East Carolina University (ECU) has become the latest public North Carolina college to abruptly switch to online-only learning after the first two weeks of in-person classes resulted in multiple COVID-19 clusters.
“This decision to move online for the fall semester was not taken lightly. After all, we achieve our mission—student and regional success—at much higher levels when we can operate in person, with the face-to-face environment providing engagement that we know is critical to our students,” Interim Chancellor Ron Mitchelson announced Sunday.
Mitchelson wrote that a “rapid acceleration” of coronavirus cases were discovered within the last week alone, a worrisome sign for other universities across the country as they continue welcoming students back to campus for in-person instruction.
ECU officials announced Saturday they had identified COVID-19 clusters—defined as five or more cases in close proximity—that had stemmed from five separate residence halls on campus and the Alpha Gamma Delta sorority.
While ECU administration anticipated coronavirus cases cropping up on campus, Mitchelson said that the university had seen a “greater spike” than expected.
ECU is the third school within the University of North Carolina system to move to online-only classes because of a spike in coronavirus cases on campus.
The North Carolina State University (NC State) administration announced Thursday that it would move all its undergraduate classes online for the remainder of the fall semester, citing an alarming increase in cases and students who were being placed in quarantine or isolation. Chancellor Randy Woodson cast the majority of blame on off-campus activities, like large house parties.
“This is a very disappointing thing for us,” Woodson said during a press briefing Thursday. “We worked hard, the faculty and the staff, all summer long, to get ready to reopen. We followed CDC guidelines, and we did everything we could to make campus safe. And the good news is that campus has been safe. But we’ve seen behaviors off campus that, frankly, are inconsistent with our community standards and have had an impact on our ability to go forward.”
The University of North Carolina at Chapel Hill (UNC-Chapel Hill) administration announced Monday it would move all undergraduate studies online after an alarming spike of COVID-19 cases was seen within just one week after the campus reopened.
UNC-Chapel Hill reported 135 new cases of the virus on Monday, and the university’s testing positivity rate jumped from 2.8 percent to 13.6 percent in that first week.
“We have emphasized that if we were faced with the need to change plans—take an off-ramp—we would not hesitate to do so, but we have not taken this decision lightly,” UNC-Chapel Hill Chancellor Kevin M. Guskiewicz and Executive Vice Chancellor and Provost Robert A. Blouin wrote in an email announcement obtained by Newsweek.

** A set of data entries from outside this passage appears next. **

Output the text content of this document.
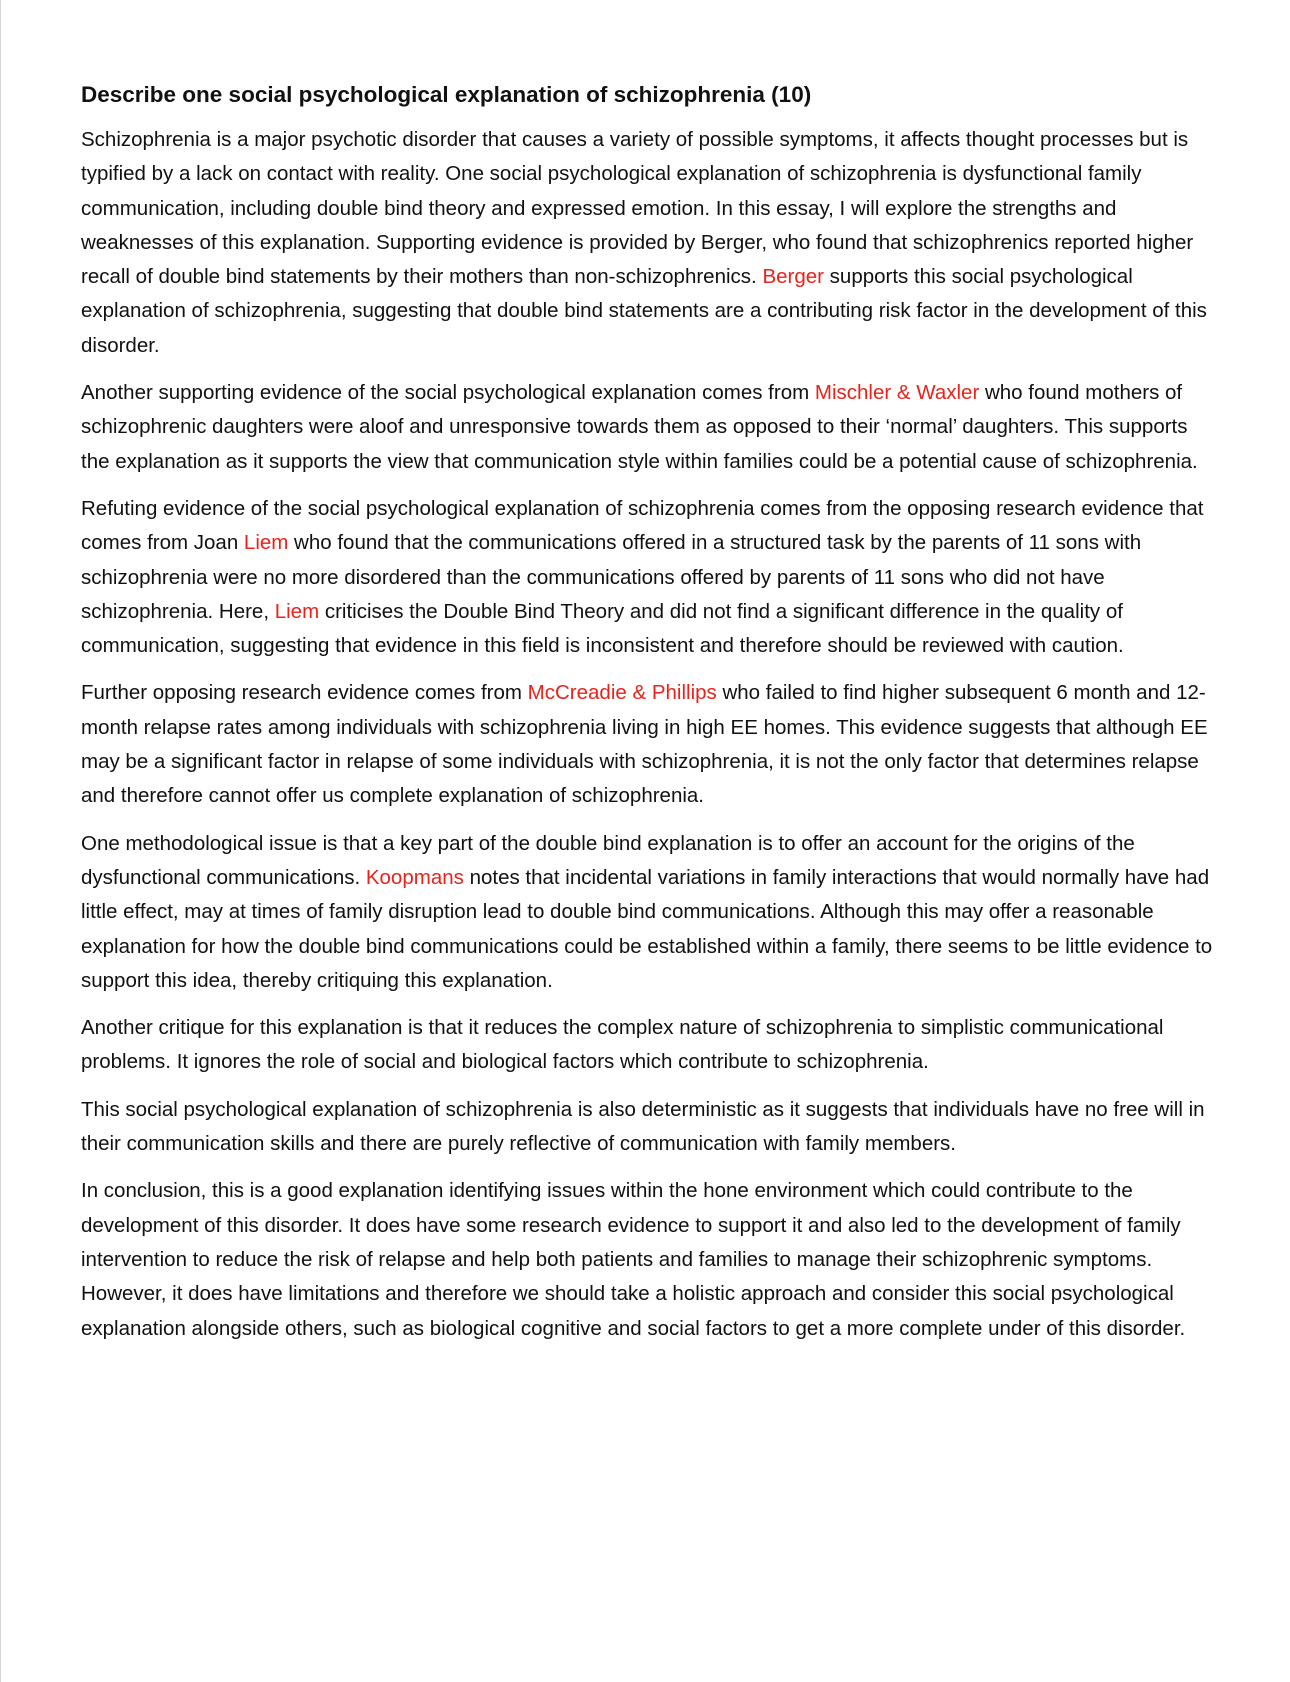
Describe one social psychological explanation of schizophrenia (10)

Schizophrenia is a major psychotic disorder that causes a variety of possible symptoms, it affects thought processes but is typified by a lack on contact with reality. One social psychological explanation of schizophrenia is dysfunctional family communication, including double bind theory and expressed emotion. In this essay, I will explore the strengths and weaknesses of this explanation. Supporting evidence is provided by Berger, who found that schizophrenics reported higher recall of double bind statements by their mothers than non-schizophrenics. Berger supports this social psychological explanation of schizophrenia, suggesting that double bind statements are a contributing risk factor in the development of this disorder.

Another supporting evidence of the social psychological explanation comes from Mischler & Waxler who found mothers of schizophrenic daughters were aloof and unresponsive towards them as opposed to their ‘normal’ daughters. This supports the explanation as it supports the view that communication style within families could be a potential cause of schizophrenia.

Refuting evidence of the social psychological explanation of schizophrenia comes from the opposing research evidence that comes from Joan Liem who found that the communications offered in a structured task by the parents of 11 sons with schizophrenia were no more disordered than the communications offered by parents of 11 sons who did not have schizophrenia. Here, Liem criticises the Double Bind Theory and did not find a significant difference in the quality of communication, suggesting that evidence in this field is inconsistent and therefore should be reviewed with caution.

Further opposing research evidence comes from McCreadie & Phillips who failed to find higher subsequent 6 month and 12-month relapse rates among individuals with schizophrenia living in high EE homes. This evidence suggests that although EE may be a significant factor in relapse of some individuals with schizophrenia, it is not the only factor that determines relapse and therefore cannot offer us complete explanation of schizophrenia.

One methodological issue is that a key part of the double bind explanation is to offer an account for the origins of the dysfunctional communications. Koopmans notes that incidental variations in family interactions that would normally have had little effect, may at times of family disruption lead to double bind communications. Although this may offer a reasonable explanation for how the double bind communications could be established within a family, there seems to be little evidence to support this idea, thereby critiquing this explanation.

Another critique for this explanation is that it reduces the complex nature of schizophrenia to simplistic communicational problems. It ignores the role of social and biological factors which contribute to schizophrenia.

This social psychological explanation of schizophrenia is also deterministic as it suggests that individuals have no free will in their communication skills and there are purely reflective of communication with family members.

In conclusion, this is a good explanation identifying issues within the hone environment which could contribute to the development of this disorder. It does have some research evidence to support it and also led to the development of family intervention to reduce the risk of relapse and help both patients and families to manage their schizophrenic symptoms. However, it does have limitations and therefore we should take a holistic approach and consider this social psychological explanation alongside others, such as biological cognitive and social factors to get a more complete under of this disorder.
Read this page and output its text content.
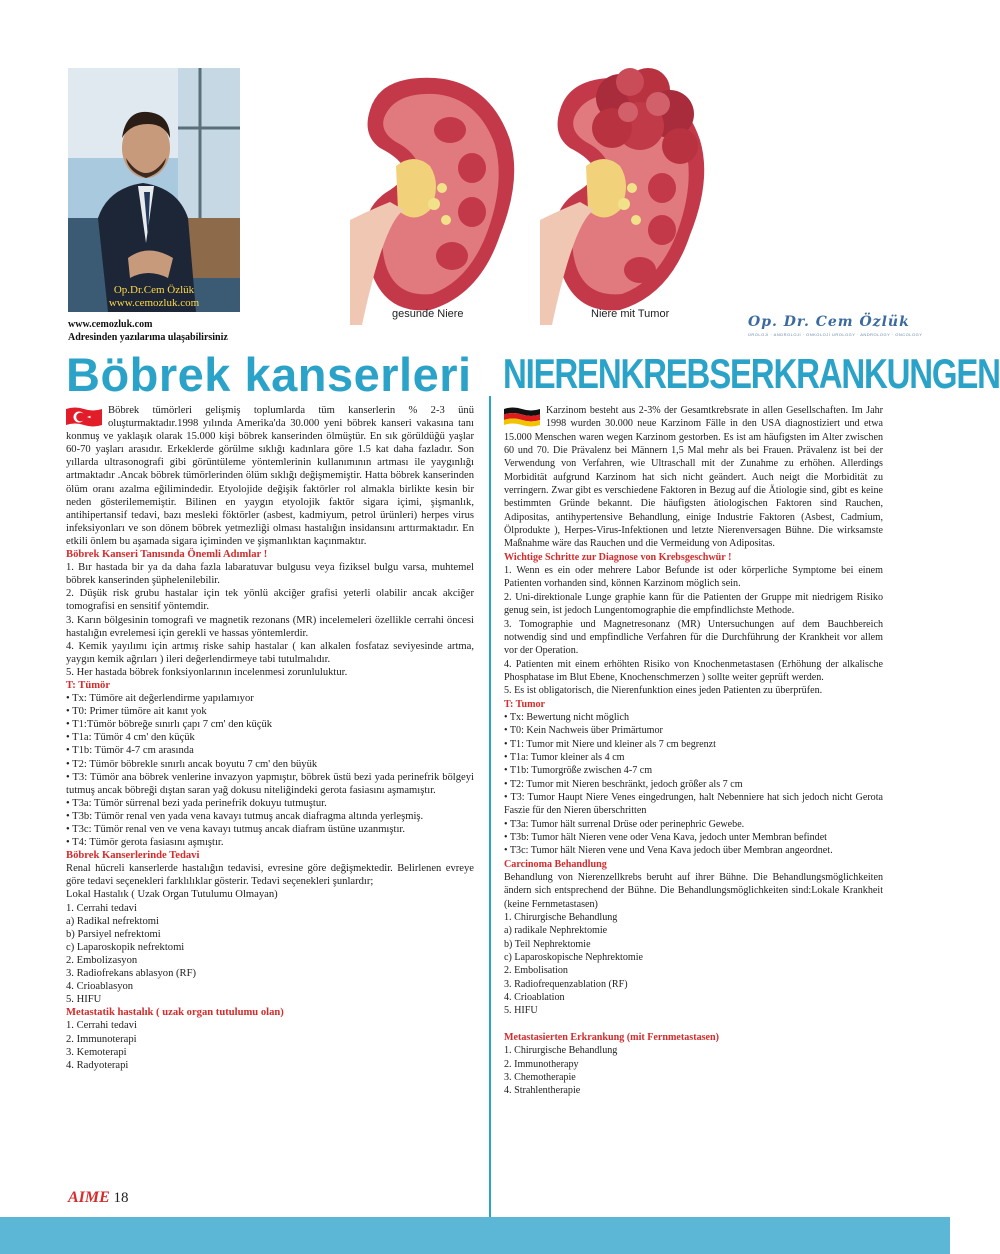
Op.Dr.Cem Özlük
www.cemozluk.com
www.cemozluk.com
Adresinden yazılarıma ulaşabilirsiniz
gesunde Niere	Niere mit Tumor	Op. Dr. Cem Özlük
ÜROLOJİ · ANDROLOJİ · ONKOLOJİ UROLOGY · ANDROLOGY · ONCOLOGY
Böbrek kanserleri NIERENKREBSERKRANKUNGEN

Böbrek tümörleri gelişmiş toplumlarda tüm kanserlerin % 2-3 ünü oluşturmaktadır.1998 yılında Amerika'da 30.000 yeni böbrek kanseri vakasına tanı konmuş ve yaklaşık olarak 15.000 kişi böbrek kanserinden ölmüştür. En sık görüldüğü yaşlar 60-70 yaşları arasıdır. Erkeklerde görülme sıklığı kadınlara göre 1.5 kat daha fazladır. Son yıllarda ultrasonografi gibi görüntüleme yöntemlerinin kullanımının artması ile yaygınlığı artmaktadır .Ancak böbrek tümörlerinden ölüm sıklığı değişmemiştir. Hatta böbrek kanserinden ölüm oranı azalma eğilimindedir. Etyolojide değişik faktörler rol almakla birlikte kesin bir neden gösterilememiştir. Bilinen en yaygın etyolojik faktör sigara içimi, şişmanlık, antihipertansif tedavi, bazı mesleki föktörler (asbest, kadmiyum, petrol ürünleri) herpes virus infeksiyonları ve son dönem böbrek yetmezliği olması hastalığın insidansını arttırmaktadır. En etkili önlem bu aşamada sigara içiminden ve şişmanlıktan kaçınmaktır.

Böbrek Kanseri Tanısında Önemli Adımlar !

1. Bır hastada bir ya da daha fazla labaratuvar bulgusu veya fiziksel bulgu varsa, muhtemel böbrek kanserinden şüphelenilebilir.

2. Düşük risk grubu hastalar için tek yönlü akciğer grafisi yeterli olabilir ancak akciğer tomografisi en sensitif yöntemdir.

3. Karın bölgesinin tomografi ve magnetik rezonans (MR) incelemeleri özellikle cerrahi öncesi hastalığın evrelemesi için gerekli ve hassas yöntemlerdir.

4. Kemik yayılımı için artmış riske sahip hastalar ( kan alkalen fosfataz seviyesinde artma, yaygın kemik ağrıları ) ileri değerlendirmeye tabi tutulmalıdır.

5. Her hastada böbrek fonksiyonlarının incelenmesi zorunluluktur.

T: Tümör

• Tx: Tümöre ait değerlendirme yapılamıyor

• T0: Primer tümöre ait kanıt yok

• T1:Tümör böbreğe sınırlı çapı 7 cm' den küçük

• T1a: Tümör 4 cm' den küçük

• T1b: Tümör 4-7 cm arasında

• T2: Tümör böbrekle sınırlı ancak boyutu 7 cm' den büyük

• T3: Tümör ana böbrek venlerine invazyon yapmıştır, böbrek üstü bezi yada perinefrik bölgeyi tutmuş ancak böbreği dıştan saran yağ dokusu niteliğindeki gerota fasiasını aşmamıştır.

• T3a: Tümör sürrenal bezi yada perinefrik dokuyu tutmuştur.

• T3b: Tümör renal ven yada vena kavayı tutmuş ancak diafragma altında yerleşmiş.

• T3c: Tümör renal ven ve vena kavayı tutmuş ancak diafram üstüne uzanmıştır.

• T4: Tümör gerota fasiasını aşmıştır.

Böbrek Kanserlerinde Tedavi

Renal hücreli kanserlerde hastalığın tedavisi, evresine göre değişmektedir. Belirlenen evreye göre tedavi seçenekleri farklılıklar gösterir. Tedavi seçenekleri şunlardır;

Lokal Hastalık ( Uzak Organ Tutulumu Olmayan)

1. Cerrahi tedavi

a) Radikal nefrektomi

b) Parsiyel nefrektomi

c) Laparoskopik nefrektomi

2. Embolizasyon

3. Radiofrekans ablasyon (RF)

4. Crioablasyon

5. HIFU

Metastatik hastalık ( uzak organ tutulumu olan)

1. Cerrahi tedavi

2. Immunoterapi

3. Kemoterapi

4. Radyoterapi

Karzinom besteht aus 2-3% der Gesamtkrebsrate in allen Gesellschaften. Im Jahr 1998 wurden 30.000 neue Karzinom Fälle in den USA diagnostiziert und etwa 15.000 Menschen waren wegen Karzinom gestorben. Es ist am häufigsten im Alter zwischen 60 und 70. Die Prävalenz bei Männern 1,5 Mal mehr als bei Frauen. Prävalenz ist bei der Verwendung von Verfahren, wie Ultraschall mit der Zunahme zu erhöhen. Allerdings Morbidität aufgrund Karzinom hat sich nicht geändert. Auch neigt die Morbidität zu verringern. Zwar gibt es verschiedene Faktoren in Bezug auf die Ätiologie sind, gibt es keine bestimmten Gründe bekannt. Die häufigsten ätiologischen Faktoren sind Rauchen, Adipositas, antihypertensive Behandlung, einige Industrie Faktoren (Asbest, Cadmium, Ölprodukte ), Herpes-Virus-Infektionen und letzte Nierenversagen Bühne. Die wirksamste Maßnahme wäre das Rauchen und die Vermeidung von Adipositas.

Wichtige Schritte zur Diagnose von Krebsgeschwür !

1. Wenn es ein oder mehrere Labor Befunde ist oder körperliche Symptome bei einem Patienten vorhanden sind, können Karzinom möglich sein.

2. Uni-direktionale Lunge graphie kann für die Patienten der Gruppe mit niedrigem Risiko genug sein, ist jedoch Lungentomographie die empfindlichste Methode.

3. Tomographie und Magnetresonanz (MR) Untersuchungen auf dem Bauchbereich notwendig sind und empfindliche Verfahren für die Durchführung der Krankheit vor allem vor der Operation.

4. Patienten mit einem erhöhten Risiko von Knochenmetastasen (Erhöhung der alkalische Phosphatase im Blut Ebene, Knochenschmerzen ) sollte weiter geprüft werden.

5. Es ist obligatorisch, die Nierenfunktion eines jeden Patienten zu überprüfen.

T: Tumor

• Tx: Bewertung nicht möglich

• T0: Kein Nachweis über Primärtumor

• T1: Tumor mit Niere und kleiner als 7 cm begrenzt

• T1a: Tumor kleiner als 4 cm

• T1b: Tumorgröße zwischen 4-7 cm

• T2: Tumor mit Nieren beschränkt, jedoch größer als 7 cm

• T3: Tumor Haupt Niere Venes eingedrungen, halt Nebenniere hat sich jedoch nicht Gerota Faszie für den Nieren überschritten

• T3a: Tumor hält surrenal Drüse oder perinephric Gewebe.

• T3b: Tumor hält Nieren vene oder Vena Kava, jedoch unter Membran befindet

• T3c: Tumor hält Nieren vene und Vena Kava jedoch über Membran angeordnet.

Carcinoma Behandlung

Behandlung von Nierenzellkrebs beruht auf ihrer Bühne. Die Behandlungsmöglichkeiten ändern sich entsprechend der Bühne. Die Behandlungsmöglichkeiten sind:Lokale Krankheit (keine Fernmetastasen)

1. Chirurgische Behandlung

a) radikale Nephrektomie

b) Teil Nephrektomie

c) Laparoskopische Nephrektomie

2. Embolisation

3. Radiofrequenzablation (RF)

4. Crioablation

5. HIFU

Metastasierten Erkrankung (mit Fernmetastasen)

1. Chirurgische Behandlung

2. Immunotherapy

3. Chemotherapie

4. Strahlentherapie

AIME 18
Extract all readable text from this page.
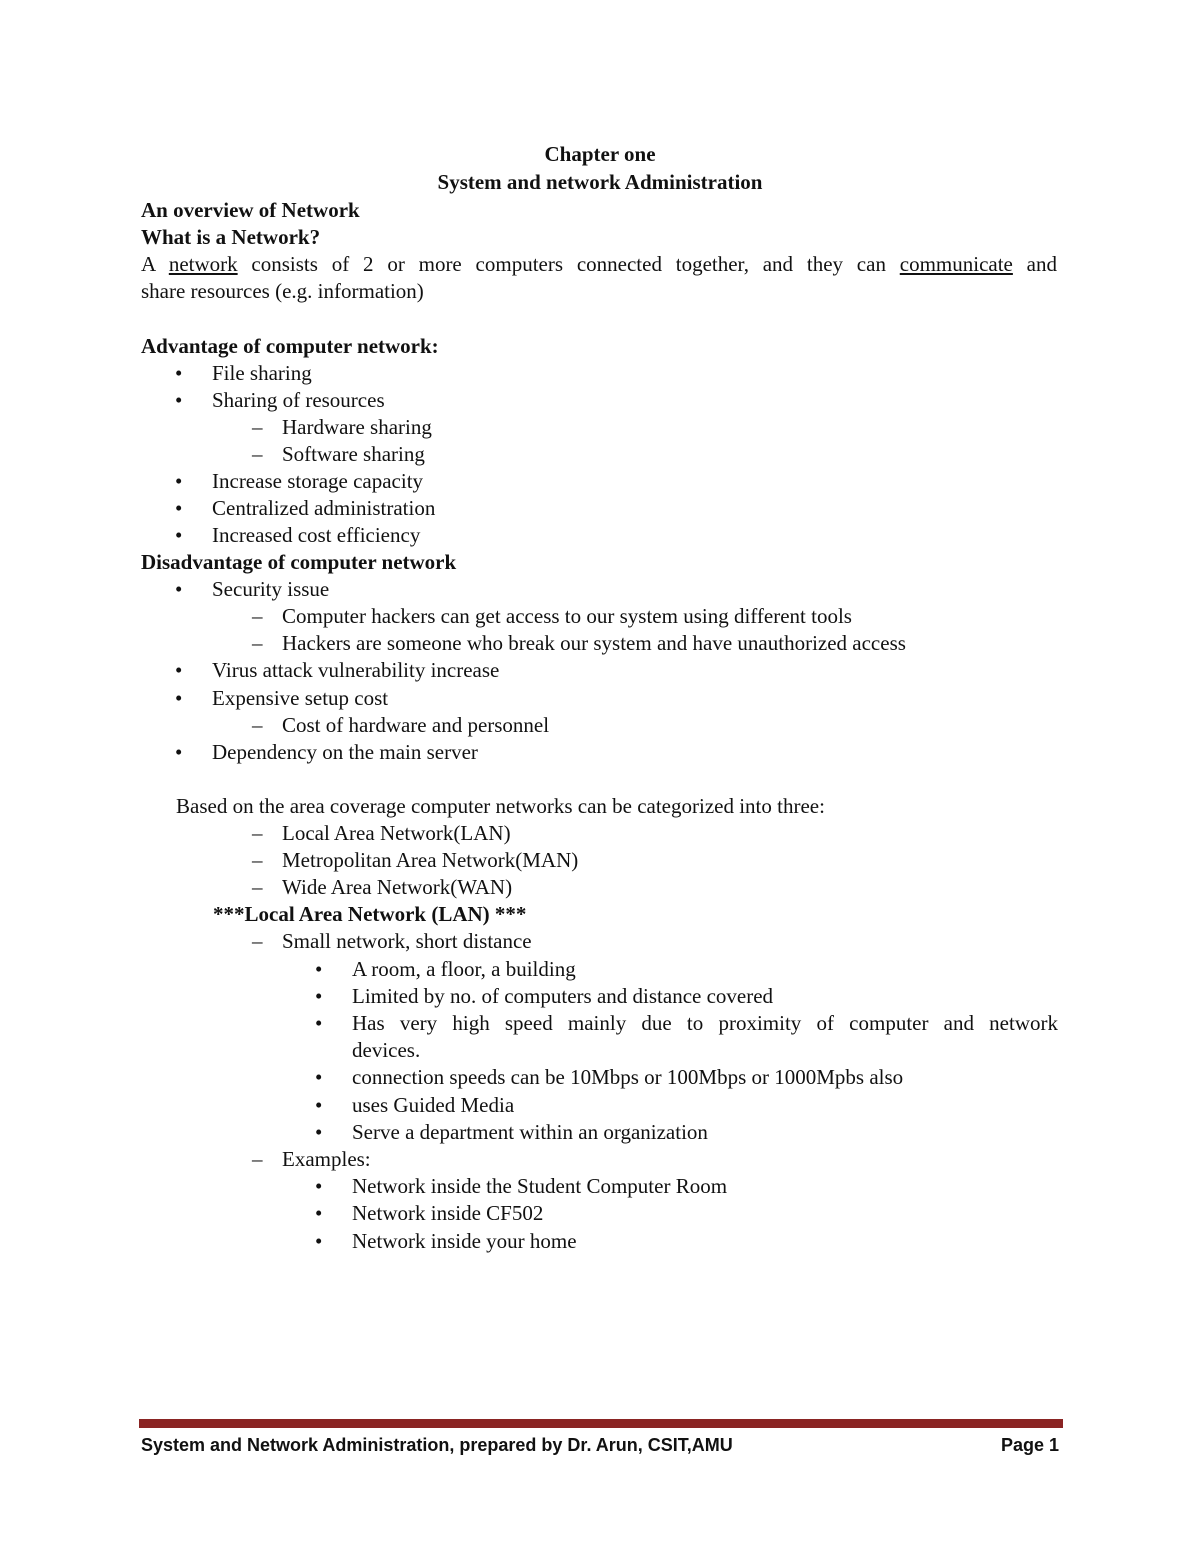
Chapter one
System and network Administration
An overview of Network
What is a Network?
A network consists of 2 or more computers connected together, and they can communicate and
share resources (e.g. information)
Advantage of computer network:
• File sharing
• Sharing of resources
– Hardware sharing
– Software sharing
• Increase storage capacity
• Centralized administration
• Increased cost efficiency
Disadvantage of computer network
• Security issue
– Computer hackers can get access to our system using different tools
– Hackers are someone who break our system and have unauthorized access
• Virus attack vulnerability increase
• Expensive setup cost
– Cost of hardware and personnel
• Dependency on the main server
Based on the area coverage computer networks can be categorized into three:
– Local Area Network(LAN)
– Metropolitan Area Network(MAN)
– Wide Area Network(WAN)
***Local Area Network (LAN) ***
– Small network, short distance
• A room, a floor, a building
• Limited by no. of computers and distance covered
• Has very high speed mainly due to proximity of computer and network
devices.
• connection speeds can be 10Mbps or 100Mbps or 1000Mpbs also
• uses Guided Media
• Serve a department within an organization
– Examples:
• Network inside the Student Computer Room
• Network inside CF502
• Network inside your home
System and Network Administration, prepared by Dr. Arun, CSIT,AMU	Page 1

Peter Hans, president of the University of North Carolina system, issued a statement Thursday responding to the NC State decision, blaming students for the school’s reversal in plans.
“This hard work is being undermined by a very small number of students behaving irresponsibly off campus, which unfairly punishes the vast majority of their classmates who are following the rules,” Hans said.
Meanwhile the University of North Carolina at Charlotte (UNCC) administrators reversed course Sunday, a decision likely influenced by the health and safety concerns presented at the three other schools.
UNCC Chancellor Sharon Gaber announced before students could even move onto campus that the school would begin classes as scheduled on September 7, but make them online only, and delay the start of in-person instruction to October 1.